To view an abstract, select an author from the vertical list on the left.

2012 Grants - Grabrucker

Investigating the Physiological Role of Zinc Binding to Beta-Amyloid

Andreas M. Grabrucker, Ph.D.
University Hospital Ulm
Ulm, Germany

2012 New Investigator Research Grant

The protein fragment beta-amyloid tends to accumulate in the brains of people with Alzheimer's disease, eventually forming clump-like plaques that are a hallmark of the disease. Recent studies, however, have found that smaller beta-amyloid aggregates, which occur in the early stages of amyloid deposition, are more toxic to the brain than plaques. These small aggregates are known as oligomers, and they have been shown to damage cell-to-cell communication in the brain and cause dementia-related memory loss. Though the exact mechanisms by which oligomers exert their toxicity are unknown, current evidence has found that metal ions (or electrically charged metal particles) may play a role in oligomer formation. When zinc and copper ions bind to individual beta-amyloid molecules, these molecules tend to begin aggregating.

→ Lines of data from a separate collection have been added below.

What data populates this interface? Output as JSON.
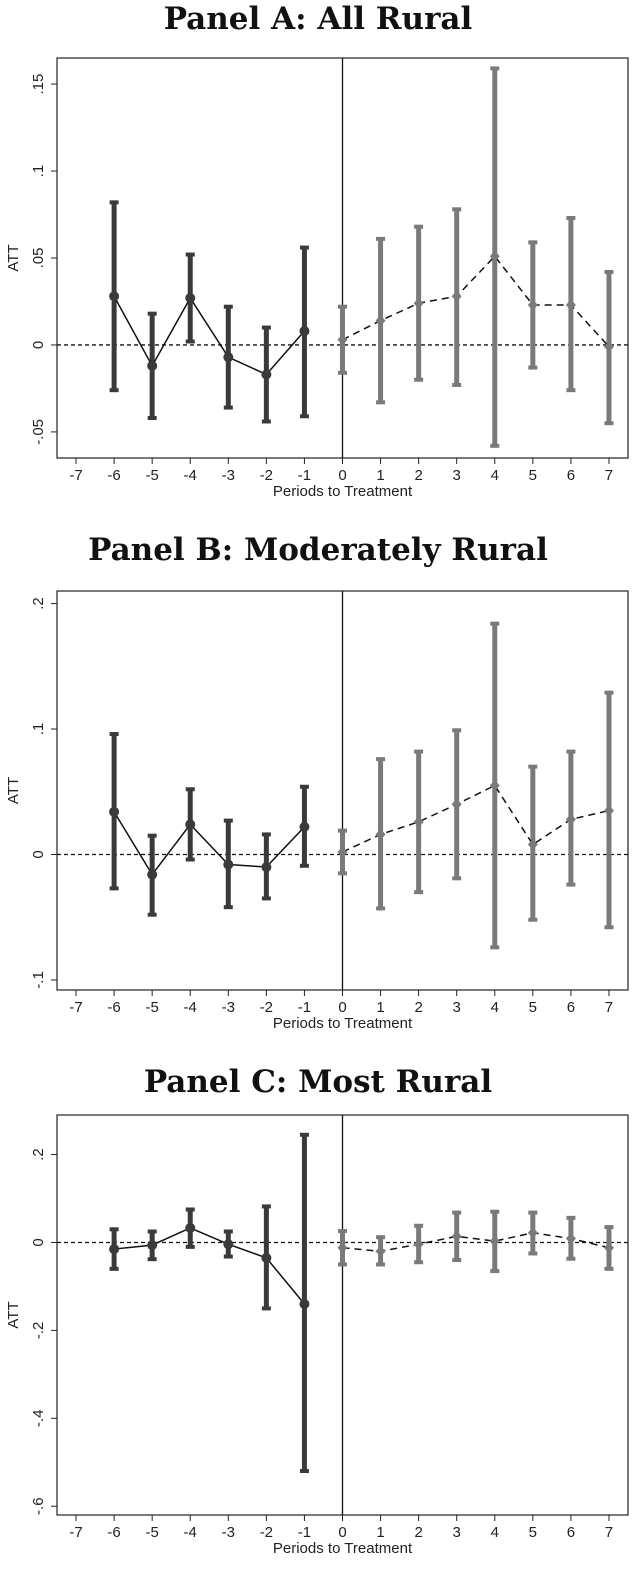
{
  "chart_data": [
    {
      "type": "line",
      "title": "Panel A: All Rural",
      "xlabel": "Periods to Treatment",
      "ylabel": "ATT",
      "xlim": [
        -7.5,
        7.5
      ],
      "ylim": [
        -0.065,
        0.165
      ],
      "xticks": [
        -7,
        -6,
        -5,
        -4,
        -3,
        -2,
        -1,
        0,
        1,
        2,
        3,
        4,
        5,
        6,
        7
      ],
      "yticks": [
        -0.05,
        0,
        0.05,
        0.1,
        0.15
      ],
      "ytick_labels": [
        "-.05",
        "0",
        ".05",
        ".1",
        ".15"
      ],
      "series": [
        {
          "style": "solid",
          "color": "#3a3a3a",
          "marker": "circle",
          "x": [
            -6,
            -5,
            -4,
            -3,
            -2,
            -1
          ],
          "y": [
            0.028,
            -0.012,
            0.027,
            -0.007,
            -0.017,
            0.008
          ],
          "ci_low": [
            -0.026,
            -0.042,
            0.002,
            -0.036,
            -0.044,
            -0.041
          ],
          "ci_high": [
            0.082,
            0.018,
            0.052,
            0.022,
            0.01,
            0.056
          ]
        },
        {
          "style": "dashed",
          "color": "#7a7a7a",
          "marker": "diamond",
          "x": [
            0,
            1,
            2,
            3,
            4,
            5,
            6,
            7
          ],
          "y": [
            0.003,
            0.014,
            0.024,
            0.028,
            0.051,
            0.023,
            0.023,
            -0.001
          ],
          "ci_low": [
            -0.016,
            -0.033,
            -0.02,
            -0.023,
            -0.058,
            -0.013,
            -0.026,
            -0.045
          ],
          "ci_high": [
            0.022,
            0.061,
            0.068,
            0.078,
            0.159,
            0.059,
            0.073,
            0.042
          ]
        }
      ],
      "reference_lines": {
        "y": 0,
        "x": 0
      }
    },
    {
      "type": "line",
      "title": "Panel B: Moderately Rural",
      "xlabel": "Periods to Treatment",
      "ylabel": "ATT",
      "xlim": [
        -7.5,
        7.5
      ],
      "ylim": [
        -0.108,
        0.21
      ],
      "xticks": [
        -7,
        -6,
        -5,
        -4,
        -3,
        -2,
        -1,
        0,
        1,
        2,
        3,
        4,
        5,
        6,
        7
      ],
      "yticks": [
        -0.1,
        0,
        0.1,
        0.2
      ],
      "ytick_labels": [
        "-.1",
        "0",
        ".1",
        ".2"
      ],
      "series": [
        {
          "style": "solid",
          "color": "#3a3a3a",
          "marker": "circle",
          "x": [
            -6,
            -5,
            -4,
            -3,
            -2,
            -1
          ],
          "y": [
            0.034,
            -0.016,
            0.024,
            -0.008,
            -0.01,
            0.022
          ],
          "ci_low": [
            -0.027,
            -0.048,
            -0.004,
            -0.042,
            -0.035,
            -0.009
          ],
          "ci_high": [
            0.096,
            0.015,
            0.052,
            0.027,
            0.016,
            0.054
          ]
        },
        {
          "style": "dashed",
          "color": "#7a7a7a",
          "marker": "diamond",
          "x": [
            0,
            1,
            2,
            3,
            4,
            5,
            6,
            7
          ],
          "y": [
            0.002,
            0.016,
            0.026,
            0.04,
            0.055,
            0.008,
            0.028,
            0.035
          ],
          "ci_low": [
            -0.015,
            -0.043,
            -0.03,
            -0.019,
            -0.074,
            -0.052,
            -0.024,
            -0.058
          ],
          "ci_high": [
            0.019,
            0.076,
            0.082,
            0.099,
            0.184,
            0.07,
            0.082,
            0.129
          ]
        }
      ],
      "reference_lines": {
        "y": 0,
        "x": 0
      }
    },
    {
      "type": "line",
      "title": "Panel C: Most Rural",
      "xlabel": "Periods to Treatment",
      "ylabel": "ATT",
      "xlim": [
        -7.5,
        7.5
      ],
      "ylim": [
        -0.62,
        0.29
      ],
      "xticks": [
        -7,
        -6,
        -5,
        -4,
        -3,
        -2,
        -1,
        0,
        1,
        2,
        3,
        4,
        5,
        6,
        7
      ],
      "yticks": [
        -0.6,
        -0.4,
        -0.2,
        0,
        0.2
      ],
      "ytick_labels": [
        "-.6",
        "-.4",
        "-.2",
        "0",
        ".2"
      ],
      "series": [
        {
          "style": "solid",
          "color": "#3a3a3a",
          "marker": "circle",
          "x": [
            -6,
            -5,
            -4,
            -3,
            -2,
            -1
          ],
          "y": [
            -0.015,
            -0.006,
            0.033,
            -0.004,
            -0.035,
            -0.14
          ],
          "ci_low": [
            -0.06,
            -0.038,
            -0.01,
            -0.032,
            -0.15,
            -0.52
          ],
          "ci_high": [
            0.03,
            0.025,
            0.075,
            0.025,
            0.082,
            0.245
          ]
        },
        {
          "style": "dashed",
          "color": "#7a7a7a",
          "marker": "diamond",
          "x": [
            0,
            1,
            2,
            3,
            4,
            5,
            6,
            7
          ],
          "y": [
            -0.012,
            -0.02,
            -0.004,
            0.014,
            0.003,
            0.022,
            0.009,
            -0.012
          ],
          "ci_low": [
            -0.05,
            -0.05,
            -0.045,
            -0.04,
            -0.065,
            -0.025,
            -0.037,
            -0.06
          ],
          "ci_high": [
            0.026,
            0.012,
            0.038,
            0.068,
            0.07,
            0.068,
            0.056,
            0.035
          ]
        }
      ],
      "reference_lines": {
        "y": 0,
        "x": 0
      }
    }
  ]
}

In preliminary studies, Andreas M. Grabrucker, Ph.D., and colleagues have found that the binding of zinc and beta-amyloid negatively affects a protein called SHANK3. This protein helps form synapses, the tiny channels through which brain cells communicate with one another. For SHANK3 to function properly, it has to interact with zinc ions. But the binding of zinc to beta-amyloid makes these ions unavailable, causing SHANK3 activity to decrease. This process may help explain how amyloid oligomers are toxic to synapses. Dr. Grabrucker's team also noted that zinc can bind to the parent molecule of beta-amyloid—amyloid precursor protein (APP). Such binding appears to occur in healthy brains, and it may play a positive role in the growth of brain cells.

For their current study, Dr. Grabrucker and colleagues will assess how zinc/APP binding affects APP function in laboratory cells and in mice genetically engineered to develop Alzheimer's-like symptoms. They will also examine how the levels of zinc in the brain may influence zinc/APP interactions, and whether altered zinc levels may be associated with the production of harmful beta-amyloid. Results of this work could identify zinc as a prime target for new Alzheimer's therapies.